BUSINESS

Irish legislation moving forward; U.K. study results to be published; Europe Lotteries break funding record

TAGs: Europe, europe lotteries, Ireland, UK

eu flagIrish media are reporting the country will publish online betting legislation this week. Sunday Business Post reports that a 1 percent turnover tax on Internet stakes will be introduced under the plans and for betting exchanges there will be a 15 percent levy on commission. Simon Coveney, minister for agriculture and food, is confident that the European Commission will approve it in “two to three months” and the charges could take effect from the start of 2013. This in itself is unlikely, as ministers in the country don’t see the gambling industry as a priority ahead of other more important economic matters.

Over the Irish Sea, the U.K. is expected to publish results this week of a parliamentary inquiry into the gambling industry. The Culture Select Committee has taken the view of bookies, casinos, church groups, online gambling sites and a number of other stakeholders in order to be as well informed as possible. The inquiry got underway a year ago and results are likely to focus on regulation and how best to tax companies not based in the UK. This year’s budget set the cat amongst the pigeons when it called for a point of consumption tax on firms taking bets in the U.K. That won’t be coming in until at least late 2014 and the results of this inquiry aren’t likely to derail that happening.

Europe’s lotteries saw an increase in turnover in 2011 as the figure increased to €81.5 million as the continent’s lotteries at the same time broke a record with the amount it gave back to State budgets. €25 billion was generated by Europe’s lotteries for state budgets with €2.5 billion going towards grass-roots sport and the earlier figure meant that 70 percent of gross gaming revenue was invested in society.
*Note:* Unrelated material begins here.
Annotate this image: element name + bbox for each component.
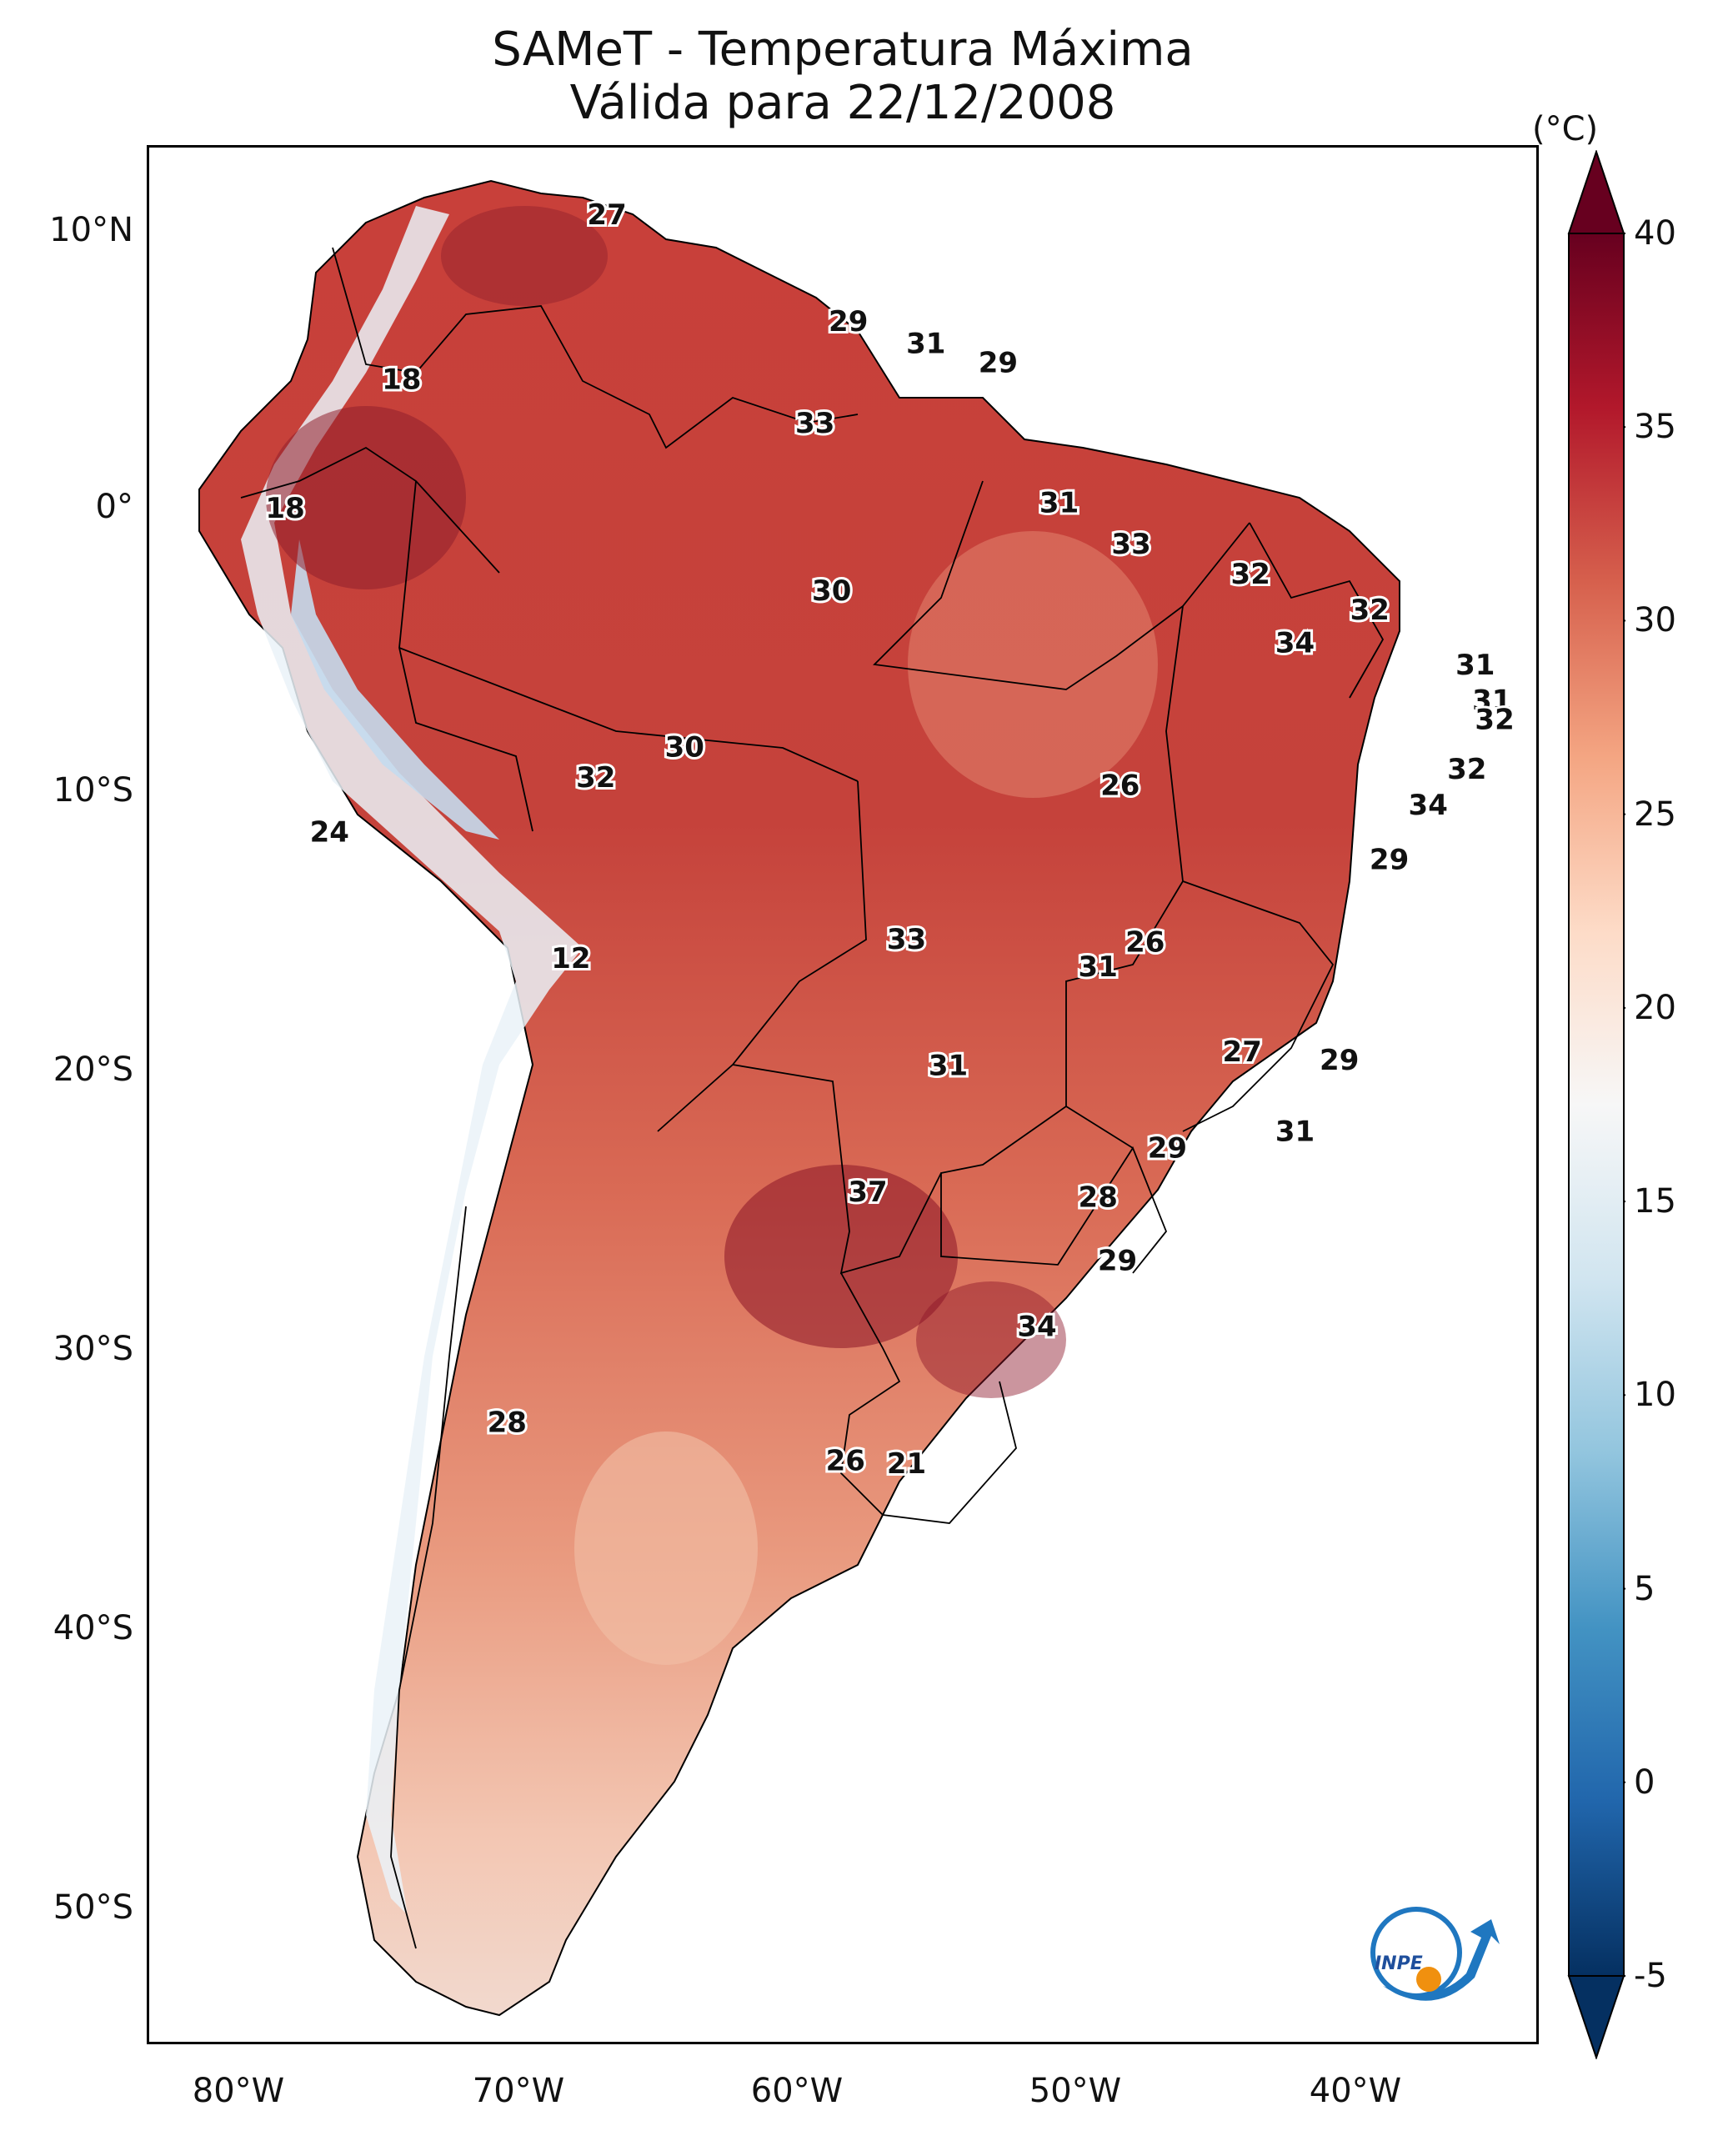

EL President Friedrich Stickler added: “Our figures clearly show how our members are essential contributors to the benefit of society throughout Europe and how essential it is that the public utility model that we stand for is preserved. I urge the governments throughout Europe to continue their efforts to fight the presence of illegal operators that flood consumers with dangerous and illicit products and are threatening the basis on which we operate”.